Positionspapier Schuldner- und Insolvenzberatungsstelle
Der Betrieb einer qualifizierten Schuldner- und Insolvenzberatung ist in Deutschland eine Pflichtleistung der kommunalen Daseinsvorsorge. Für den Berliner Bezirk Treptow-Köpenick wird diese Aufgabe seit 1992 in hoher Qualität vom Träger offensiv´91 e.V. umgesetzt.
Wie viele Träger stehen auch wir aktuell vor erheblichen Herausforderungen. Gesetzliche Veränderungen auf europäischer und nationaler Ebene sowie die angekündigte Kürzung für die bereits jetzt überforderte Beratungsstelle verschärfen die Lage. Mit den für 2026 zur Verfügung gestellten Ressourcen muss die Beratungsstelle ihre personellen Kapazitäten weiter einschränken. Das bedeutet lange Wartezeiten auf einen Termin und steigende Belastung des Personals.

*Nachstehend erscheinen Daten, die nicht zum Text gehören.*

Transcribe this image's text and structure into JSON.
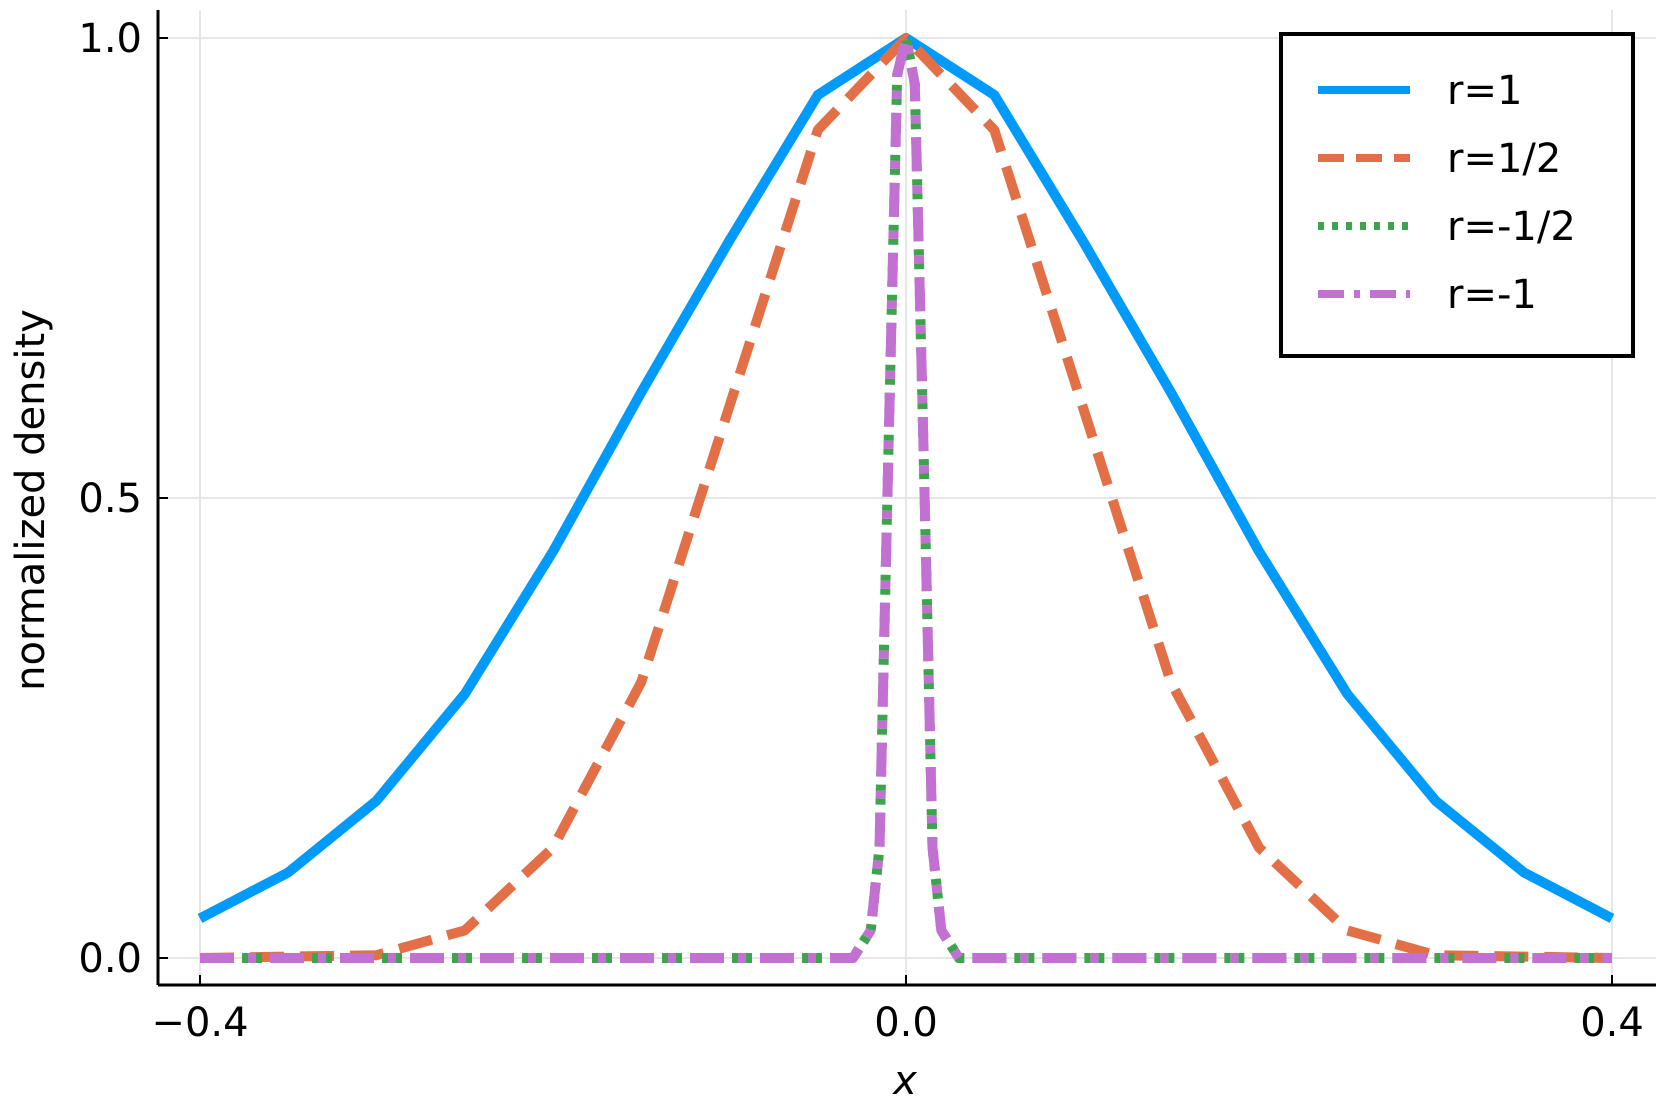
{
  "chart_data": {
    "type": "line",
    "xlabel": "x",
    "ylabel": "normalized density",
    "xlim": [
      -0.4,
      0.4
    ],
    "ylim": [
      0.0,
      1.0
    ],
    "xticks": [
      -0.4,
      0.0,
      0.4
    ],
    "xtick_labels": [
      "−0.4",
      "0.0",
      "0.4"
    ],
    "yticks": [
      0.0,
      0.5,
      1.0
    ],
    "ytick_labels": [
      "0.0",
      "0.5",
      "1.0"
    ],
    "grid": true,
    "legend_position": "top-right",
    "series": [
      {
        "name": "r=1",
        "color": "#009AFA",
        "dash": "solid",
        "x": [
          -0.4,
          -0.35,
          -0.3,
          -0.25,
          -0.2,
          -0.15,
          -0.1,
          -0.05,
          0.0,
          0.05,
          0.1,
          0.15,
          0.2,
          0.25,
          0.3,
          0.35,
          0.4
        ],
        "y": [
          0.043,
          0.093,
          0.171,
          0.287,
          0.442,
          0.615,
          0.78,
          0.938,
          1.0,
          0.938,
          0.78,
          0.615,
          0.442,
          0.287,
          0.171,
          0.093,
          0.043
        ]
      },
      {
        "name": "r=1/2",
        "color": "#E26F46",
        "dash": "dash",
        "x": [
          -0.4,
          -0.3,
          -0.25,
          -0.2,
          -0.15,
          -0.1,
          -0.05,
          0.0,
          0.05,
          0.1,
          0.15,
          0.2,
          0.25,
          0.3,
          0.4
        ],
        "y": [
          0.0,
          0.003,
          0.03,
          0.12,
          0.3,
          0.6,
          0.9,
          1.0,
          0.9,
          0.6,
          0.3,
          0.12,
          0.03,
          0.003,
          0.0
        ]
      },
      {
        "name": "r=-1/2",
        "color": "#3DA44D",
        "dash": "dot",
        "x": [
          -0.4,
          -0.03,
          -0.02,
          -0.015,
          -0.01,
          -0.005,
          0.0,
          0.005,
          0.01,
          0.015,
          0.02,
          0.03,
          0.4
        ],
        "y": [
          0.0,
          0.0,
          0.03,
          0.12,
          0.55,
          0.96,
          1.0,
          0.95,
          0.55,
          0.12,
          0.03,
          0.0,
          0.0
        ]
      },
      {
        "name": "r=-1",
        "color": "#C271D2",
        "dash": "dashdot",
        "x": [
          -0.4,
          -0.03,
          -0.02,
          -0.015,
          -0.01,
          -0.005,
          0.0,
          0.005,
          0.01,
          0.015,
          0.02,
          0.03,
          0.4
        ],
        "y": [
          0.0,
          0.0,
          0.03,
          0.12,
          0.55,
          0.96,
          1.0,
          0.95,
          0.55,
          0.12,
          0.03,
          0.0,
          0.0
        ]
      }
    ]
  }
}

Obwohl die bundesweite Überschuldungsquote im Jahr 2024 leicht zurückgegangen ist, zeigt sich in Berlin ein gegenteiliger Trend: Die Quote ist von 10,04 % auf 10,16 % gestiegen (Creditreform SchuldnerAtlas 2024). In Treptow-Köpenick betrifft dies rund 25.000 Menschen. Bürgerinnen und Bürger, die dringend auf konkrete Hilfe angewiesen sind.
Die bevorstehende Umsetzung der EU-Verbraucherkreditrichtlinie (2023/2225) in nationales Recht, insbesondere die Einführung des neuen § 497a BGB, wird die Nachfrage nach Schuldnerberatung weiter steigern. Kreditgeber werden künftig verpflichtet, Kund:innen bei Zahlungsschwierigkeiten an leicht zugängliche Schuldnerberatungsdienste zu verweisen. Diese gesetzliche Vorgabe umfasst nicht nur Konsumentenkredite, sondern ausdrücklich auch Dispositions- und Immobilienkredite.
Die Konsequenz ist eindeutig: Alle Beratungsstellen in Berlin stehen vor einem sprunghaften Anstieg an Ratsuchenden, die schnelle und qualifizierte Beratung benötigen. Besonders bei drohendem Wohnraumverlust durch Kündigung von Immobilienkrediten ist schnelle und qualifizierte Beratung notwendig. Diese Klientel kann nicht zwei Monate auf einen Termin warten. Die Schuldner- und Insolvenzberatung benötigt deutlich erweiterte Kapazitäten, um hier wirksam und präventiv helfen zu können.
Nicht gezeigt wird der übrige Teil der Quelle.